Both the personality trait of conscientiousness and a task-oriented coping
style when under stress were found to contribute even more to resilience in
ethnic minority subjects than in Caucasian ones. Such contributions, the
researchers suspected, may give a number of minority individuals an edge over
nonminority individuals when faced with hardship. In fact, recent data have
revealed that minorities have a lower lifetime prevalence of certain
psychiatric disorders than do nonminorities. This lower lifetime prevalence in
turn may be due to their heightened psychological hardiness, or resilience,
Altha Stewart, M.D., president of the American Psychiatric Foundation and
former chair of APA's Council on Social Issues and Public Psychiatry,
suggestedin other words, "people who have suffered are somehow
better able to manage in spite of their difficulties (Psychiatric
News, May 20).
Finally, Campbell-Sills and her group looked to see whether resilience, as
measured by the Connor-Davidson Resilience Scale, would moderate the
relationship between emotional neglect during childhood, as measured by the
Childhood Trauma Questionnaire-Short Form, and current psychiatric symptoms,
as measured by the Brief Symptom Inventory. They expected that individuals
endorsing relatively high levels of childhood neglect and low levels of
resilience would manifest high levels of current psychiatric symptoms, whereas
individuals reporting high levels of childhood neglect in combination with
high resilience would manifest low levels of current psychiatric symptoms. And
this is what they found.
But they found something else interesting as wellindividuals who had
experienced childhood neglect and who scored high on resilience reported even
fewer current psychiatric symptoms than did individuals who had not
experienced childhood neglect and who scored high on resilience.
This finding, Campbell-Sills and her team admitted, may appear
counterintuitive on the surface. "One would intuitively expect low
neglect/high resilience individuals to have the lowest levels of psychiatric
symptoms," they wrote. "However, there are some plausible
explanations for our finding that high neglect/high resilience individuals
appeared healthier. First, the finding is consistent with [the] contention
that resilience constitutes not just recovery but growth and strengthening
from adversity. Individuals who suffered from adversity in their home
environments yet coped effectively may have experienced additional personal
growth beyond that which characterized the young adults who came from more
nurturing environments. The result also may be explained in the context of
stress-inoculation theory, whereby a psychological and physiological
`toughening' occurs through exposure to moderate levels of stress."
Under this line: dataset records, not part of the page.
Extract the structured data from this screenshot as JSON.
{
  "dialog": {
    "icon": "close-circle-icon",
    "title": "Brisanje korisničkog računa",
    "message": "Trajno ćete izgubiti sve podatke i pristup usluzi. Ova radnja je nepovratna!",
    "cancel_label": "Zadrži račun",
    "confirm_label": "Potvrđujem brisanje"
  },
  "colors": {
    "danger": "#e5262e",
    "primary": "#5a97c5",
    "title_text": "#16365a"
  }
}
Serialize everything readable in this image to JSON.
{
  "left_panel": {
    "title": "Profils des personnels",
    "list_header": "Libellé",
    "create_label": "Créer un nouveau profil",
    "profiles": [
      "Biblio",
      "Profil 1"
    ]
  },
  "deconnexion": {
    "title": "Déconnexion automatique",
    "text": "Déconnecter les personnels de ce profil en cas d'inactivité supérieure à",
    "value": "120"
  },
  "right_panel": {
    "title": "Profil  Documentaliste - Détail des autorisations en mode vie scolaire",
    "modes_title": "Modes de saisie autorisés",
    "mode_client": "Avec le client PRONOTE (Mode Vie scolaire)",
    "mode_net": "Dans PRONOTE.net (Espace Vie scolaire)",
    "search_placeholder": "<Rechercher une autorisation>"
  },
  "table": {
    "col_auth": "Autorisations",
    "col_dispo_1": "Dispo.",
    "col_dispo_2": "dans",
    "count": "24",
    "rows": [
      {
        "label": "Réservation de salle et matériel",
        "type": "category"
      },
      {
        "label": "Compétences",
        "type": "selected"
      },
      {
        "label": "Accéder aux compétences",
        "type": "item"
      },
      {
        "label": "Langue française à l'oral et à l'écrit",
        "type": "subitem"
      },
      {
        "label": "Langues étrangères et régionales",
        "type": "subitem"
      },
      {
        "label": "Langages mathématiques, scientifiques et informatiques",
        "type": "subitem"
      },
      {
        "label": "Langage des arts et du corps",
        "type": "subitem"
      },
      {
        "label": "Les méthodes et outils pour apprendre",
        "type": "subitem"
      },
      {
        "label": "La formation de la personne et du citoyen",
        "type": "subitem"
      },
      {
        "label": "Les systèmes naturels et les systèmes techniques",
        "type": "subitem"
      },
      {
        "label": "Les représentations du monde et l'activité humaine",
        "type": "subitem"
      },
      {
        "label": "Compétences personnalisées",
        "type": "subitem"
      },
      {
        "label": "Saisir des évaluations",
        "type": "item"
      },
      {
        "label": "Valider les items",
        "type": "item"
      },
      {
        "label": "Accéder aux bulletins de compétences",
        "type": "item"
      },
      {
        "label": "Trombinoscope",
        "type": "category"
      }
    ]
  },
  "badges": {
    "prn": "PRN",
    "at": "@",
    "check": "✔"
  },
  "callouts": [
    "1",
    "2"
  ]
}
Thus resilience, Campbell-Sills and her team concluded, might be
"viewed as a dynamic concept capturing positive adaptation and even
growth in the face of stress and trauma."
Resilience Can Be Tapped
Although this study focused exclusively on college students who took a
series of psychometric tests, it nonetheless contributes to the emerging
understanding of resilience, James Sabin, M.D., said in an interview.
Sabin, a professor of clinical psychiatry at Harvard Medical School and
director of the Ethics Program at Harvard Pilgrim Health Care, has a special
interest in the mental illness recovery movement (Psychiatric News,
January 3, 2003).
Such understanding, he continued, can help psychiatrists recognize the
potential for resilience and growth in patients. "Recognizing the
capacity for resilience and growth is at least as important as recognizing
vulnerability and trauma," he asserted. "Recognizing resilience
and growth encourages us clinicians to be optimistic and hopeful even when in
the current moment our patient is experiencing significant symptoms and
dysfunction."
Moreover, he pointed out, a comprehensive, biopsychosocial understanding of
resilience could aid in the development of treatments that emphasize the
building of psychological strengths rather than simply the remediation of
symptoms.
"This perspective resonates with the mental illness recovery
movement," he said, "and helps us ally with our patients' wish to
enhance their lives, not simply to reduce their symptoms."
The study was funded by the National Institutes of Health.